さらに西山氏は、本来問題だったのは身体接触そのものではなく、その後の行き違いであるにもかかわらず、「佐藤さんの身体接触が悪い」「橋本さんが拒否したのは女優としてどうか」といった的外れな批判が起きたと指摘。さまざまな解釈が可能な中で、決めつけや憶測による「誰が悪い」という空気が広がったと警鐘を鳴らした。

その上で、西山氏は「不手際や落ち度はそれぞれにあるが、悪人がいる事案ではない」と総括。
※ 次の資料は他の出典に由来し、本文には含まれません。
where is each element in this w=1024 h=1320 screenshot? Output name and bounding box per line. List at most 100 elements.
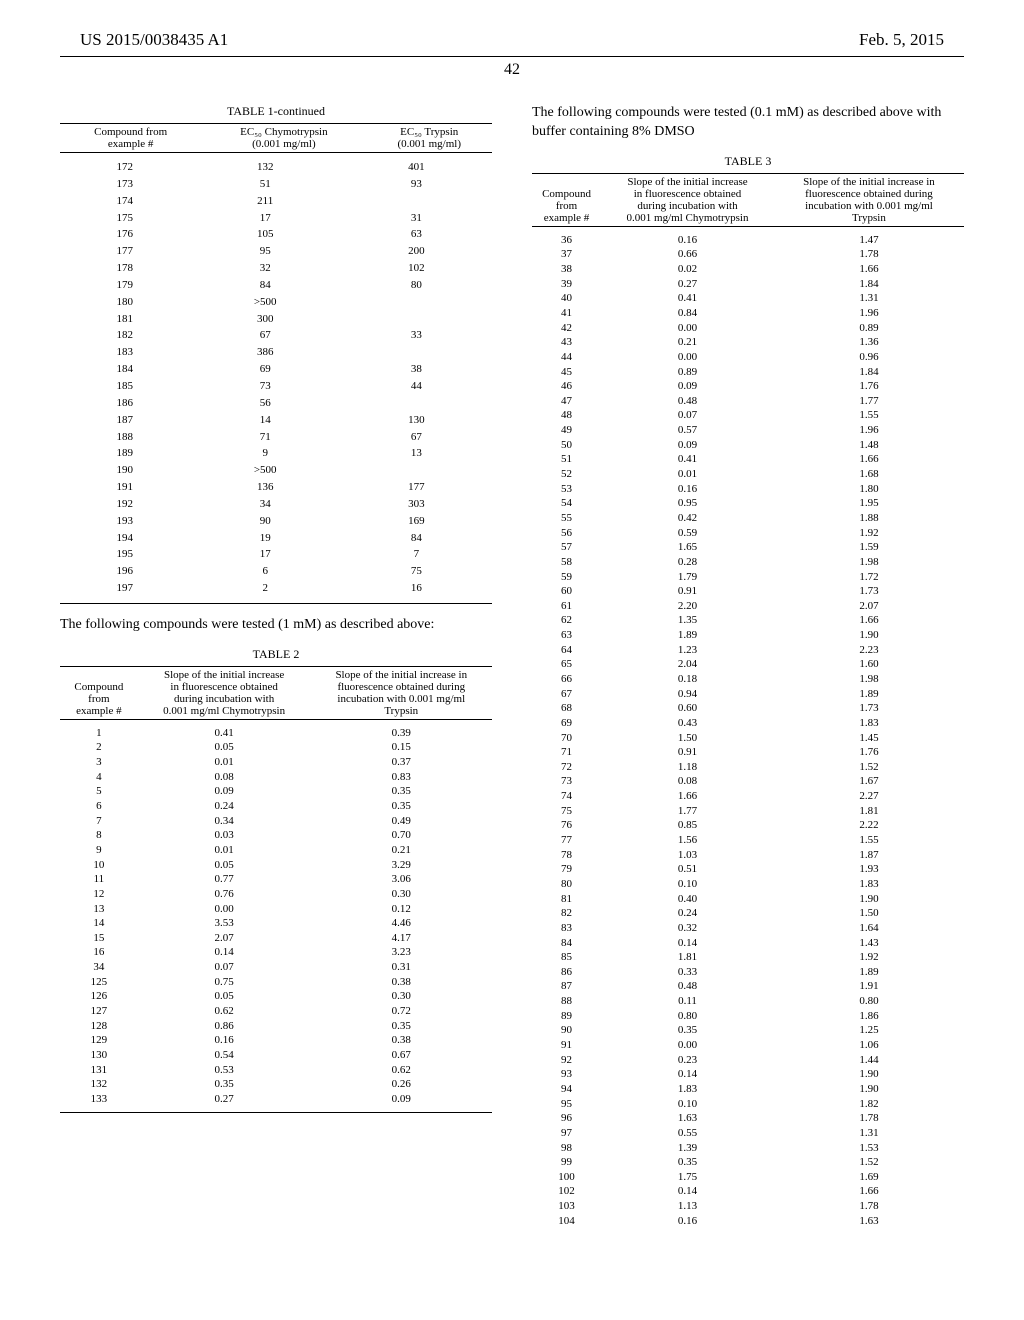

佐藤さん側にしわ寄せがあったのは事実だが、直接話さず間を介していれば問題は起きなかった可能性に言及。関係者の対応にも落ち度があったとしながらも、「お互い間違ったところがあったら反省し、次に向けて進んでいけばいい。世の中もそう受け入れるべきではないか」と締めくくった。

発端となった文春報道とフジテレビの対応

佐藤二朗さんをめぐっては、1日に『文春オンライン』が共演者に対するハラスメント行為を報道。佐藤の事務所は一連の経緯を説明するとともに、報道内容に「到底受け入れることはできません」と反論。佐藤自身もSNSで「数々の『ほんとうのこと』が、明らかになる日が来ることを、切に祈ります」と投稿した。

これに対しフジテレビは2日、文春報道を「遺憾」としつつも、「厳重注意を行うとともに、再発防止を求めたことは事実」とコメント。さらに7日には公式サイトで約5300字の詳細な説明を公開し、「主演を務めたお二人の俳優に対して、多大なるご負担とご心労をお掛けする現状についてお詫び申し上げます」と謝罪した。説明では「出演に至るまでの確認・共有」「撮影時の配慮事項の共有及び調整」「その後の環境調整及び関係者への対応」の3項目に分けて経緯を記し、二次被害防止のため正確な事実関係を伝える必要性を強調した。